Scientists have discovered the natural drug precursors for a number of medicines by observing how indigenous cultures use plants to treat diseases. Many pharmaceuticals sold today, such as the anticancer drug Taxol and the analgesic Aspirin, had their chemistry derived from plant sources.
Spenser Reed ’14, a double major in food science and nutritional sciences, joined the search for natural pharmaceuticals this summer at the Cornell Biodiversity Laboratory in the Dominican Republic. In his research, Reed focused on evaluating the bioactive properties, or those that affect human cells, of plants used by indigenous groups to treat type 1 diabetes.
Type 1 diabetes is a chronic autoimmune disease caused by the body’s destruction of its own pancreatic beta cells, which are responsible for producing insulin.
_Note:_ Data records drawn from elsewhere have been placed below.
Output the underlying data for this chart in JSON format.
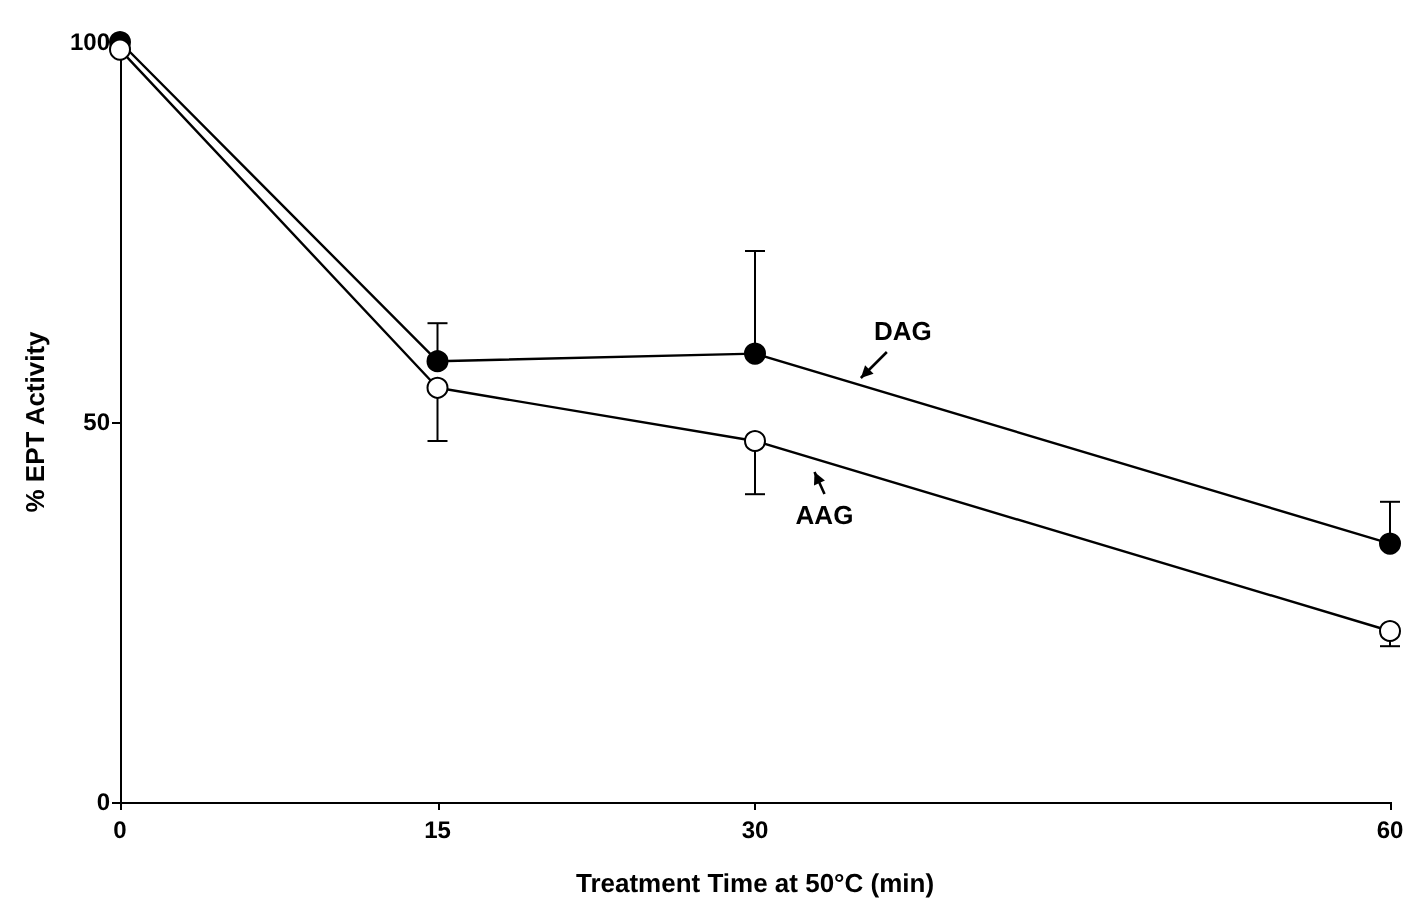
{
  "chart_data": {
    "type": "line",
    "xlabel": "Treatment Time at 50°C (min)",
    "ylabel": "% EPT Activity",
    "x": [
      0,
      15,
      30,
      60
    ],
    "xlim": [
      0,
      60
    ],
    "xticks": [
      0,
      15,
      30,
      60
    ],
    "ylim": [
      0,
      100
    ],
    "yticks": [
      0,
      50,
      100
    ],
    "series": [
      {
        "color": "#000000",
        "values": [
          100,
          58,
          59,
          34
        ],
        "errors": [
          null,
          [
            58,
            63
          ],
          [
            59,
            72.5
          ],
          [
            34,
            39.5
          ]
        ]
      },
      {
        "color": "#ffffff",
        "values": [
          99,
          54.5,
          47.5,
          22.5
        ],
        "errors": [
          null,
          [
            47.5,
            54.5
          ],
          [
            40.5,
            47.5
          ],
          [
            20.5,
            22.5
          ]
        ]
      }
    ],
    "annotations": [
      {
        "text": "DAG",
        "x": 35,
        "y": 55
      },
      {
        "text": "AAG",
        "x": 33,
        "y": 45
      }
    ],
    "marker": "circle"
  }
}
A type 1 diabetic’s impaired production of insulin, a hormone that is critical in regulating blood glucose levels, results in a reduced ability to maintain a normal blood glucose range of approximately 80-130 milligrams per deciliter.
Reed traveled to Punta Cana as a part of the Minority Health International Research and Training program, which aims to reduce health burdens on underserved populations, under the tutelage of Prof. Manuel Aregullin, plant biology, molecular biology and genetics. There he spent the summer doing fieldwork and learning about natural product synthesis in the classroom.
Reed described his work as “prospecting” for plants that could be used in drugs, and taking a closer look at the chemistry behind what makes these plant remedies effective.
“It never ceases to amaze me to read papers where the authors are able to find cytotoxic and antimutagenic properties in plants that the native people have been using for thousands of years,” he said. “We’re just validating it. These people have discovered it.”
After conducting a literature search regarding Dominican medicinal plant use and speaking with indigenous healers in Punta Cana, Reed selected five plants to survey for anti-diabetic properties. One of his choices –– the avocado leaf –– particularly stood out because it was rumored to be helpful in treating diabetes when brewed in a tea.
“As a type 1 diabetic myself for 15 years, my eyes just opened when I heard this,” Reed said. “After I searched the literature and found that nothing about [the] avocado leaf had been thoroughly investigated, I thought how interesting it could be to study [the] avocado. Perhaps we’re missing the chemistry behind it.”
To determine the bioactivity of his plant selections, Reed conducted a variety of in vitro tests after extracting compounds from the leaves. His trials included an antibiotic test; an allelopathy test that measures the ability of extracted compounds to influence growth and metabolism; and a toxicity test. The avocado leaf performed the best of any of the plants on these preliminary procedures, Reed said.
Reed even performed an oral glucose tolerance test on himself. His experiment involved drinking a sugar water solution and then a tea made from one of the plants of interest, prepared as the Dominican natives would. He monitored his postprandial, or after-eating, blood glucose levels every 30 minutes to determine the effects of the five plants.
The results for avocado leaf came in positive.
“None of the other plants had any effect except for the avocado leaf, which was able to keep my postprandial glucose range very tight, not above 150 milligrams per deciliter. I struggle with my blood glucose level going up to 300 milligrams per deciliter after eating, which can be disastrous for one’s health,” Reed said.
Currently, the only long-term treatment for type 1 diabetes is injection of insulin into the body to compensate for the body’s inability to produce the hormone on its own. The efficacy of the avocado leaf and other medicinal plants with anti-diabetic effects have only been hypothesized.
“They are potent antioxidants, and may be able, through a series of biochemical pathways, to influence blood sugar regulation,” Reed said.
Another possible explanation for their effectiveness, according to Reed, is that they act as insulin secretagogues, which are products that are able to stimulate the body’s damaged insulin-producing machinery.
Reed will continue studying the anti-diabetic properties of plants in Aregullin’s lab this semester, but this time he will be looking for bioactive properties of a Peruvian fern.
“Once we find out that a plant has some biological properties and we elucidate the chemistry, we can isolate individual chemicals and tie them to certain biological effects,” he said.
Reed hopes his work will eventually lead to an animal model or a cell-based assay.
Reed’s next step is to move from isolating and characterizing the bioactive chemicals in traditional plant remedies to testing their effects in live organisms.
“That would really be the pinnacle for me, both as a student and as a diabetic,” he said.